= Nora E. Scott =

American Egyptologist (1905–1994)

Nora Elizabeth Scott (July 14, 1905 – April 4, 1994) was an Egyptologist and Curator of Egyptian Art at the Metropolitan Museum of Art. She was also the author of two museum monographs and numerous articles on ancient Egypt.

==Biography==
Nora Elizabeth Scott was born in Prestwick, Scotland in 1905. The family moved to Kingston, Ontario, Canada, a few years later when her father, Ernest F. Scott, took up a post as professor at Queen's College. In 1919, the family moved to New York, where Ernest Scott became a professor at Union Theological Seminary. Scott got her undergraduate degree in classics from Barnard College. She continued her education at Oxford University in 1927, studying Egyptology with Francis Llewellyn Griffith and Aylward M. Blackman, leaving with a second B.A. followed by an M.A.

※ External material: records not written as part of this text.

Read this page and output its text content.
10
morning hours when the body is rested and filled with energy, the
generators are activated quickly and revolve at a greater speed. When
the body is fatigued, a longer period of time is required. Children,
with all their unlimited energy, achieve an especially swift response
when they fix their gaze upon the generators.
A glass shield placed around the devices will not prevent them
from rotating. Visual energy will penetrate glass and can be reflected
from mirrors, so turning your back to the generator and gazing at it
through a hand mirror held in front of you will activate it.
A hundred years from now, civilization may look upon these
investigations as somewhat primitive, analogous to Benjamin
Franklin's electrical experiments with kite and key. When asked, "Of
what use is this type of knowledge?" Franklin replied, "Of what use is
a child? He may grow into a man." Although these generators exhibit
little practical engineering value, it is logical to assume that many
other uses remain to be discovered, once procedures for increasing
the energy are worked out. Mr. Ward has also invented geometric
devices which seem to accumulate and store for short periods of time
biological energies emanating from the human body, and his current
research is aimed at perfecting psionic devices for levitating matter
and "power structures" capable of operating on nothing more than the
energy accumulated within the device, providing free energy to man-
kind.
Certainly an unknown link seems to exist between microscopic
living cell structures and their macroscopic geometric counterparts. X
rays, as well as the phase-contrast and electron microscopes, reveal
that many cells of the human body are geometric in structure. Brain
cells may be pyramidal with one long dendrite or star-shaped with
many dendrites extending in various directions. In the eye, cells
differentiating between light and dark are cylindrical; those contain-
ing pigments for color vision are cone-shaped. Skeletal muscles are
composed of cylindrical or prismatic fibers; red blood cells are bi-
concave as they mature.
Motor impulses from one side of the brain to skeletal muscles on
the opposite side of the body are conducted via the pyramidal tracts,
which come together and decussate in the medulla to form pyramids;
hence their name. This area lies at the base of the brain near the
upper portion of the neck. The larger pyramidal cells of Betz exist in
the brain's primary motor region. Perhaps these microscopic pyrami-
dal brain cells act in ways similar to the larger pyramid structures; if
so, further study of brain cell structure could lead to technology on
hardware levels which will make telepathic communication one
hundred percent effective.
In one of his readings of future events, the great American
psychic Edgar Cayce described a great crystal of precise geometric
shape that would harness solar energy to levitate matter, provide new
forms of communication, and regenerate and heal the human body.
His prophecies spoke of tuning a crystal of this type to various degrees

Scott began archaeological field work with the Egypt Exploration Society at Armant (1929–30), following which she took a job with the Metropolitan Museum of Art's Department of Egyptian Art. Initially her activities at the Met were focused on archival work with expedition photographs, especially those of the Tomb of Tutankhamun, working with Penelope Fox on making equivalent the Met and Griffith Institute's archives of Harry Burton's photographs. She later expanded into organizing exhibitions and contributed over a dozen articles to the Bulletin of the Metropolitan Museum of Art. She also took part in a 1933 Danish expedition at Hama in Syria. By 1968, she had risen to be the curator and head of department of Egyptian art at the Met and was the editor of several museum monographs. Her main areas of curatorial interest were daily life and decorative arts. She worked at the Met for over 40 years, retiring in 1972.

Scott also taught as an adjunct professor at Columbia University. She served at different times as secretary and president of the New York Society of the Archaeological Institute of America.

After retiring, she moved to Pennsylvania, where she died in 1994.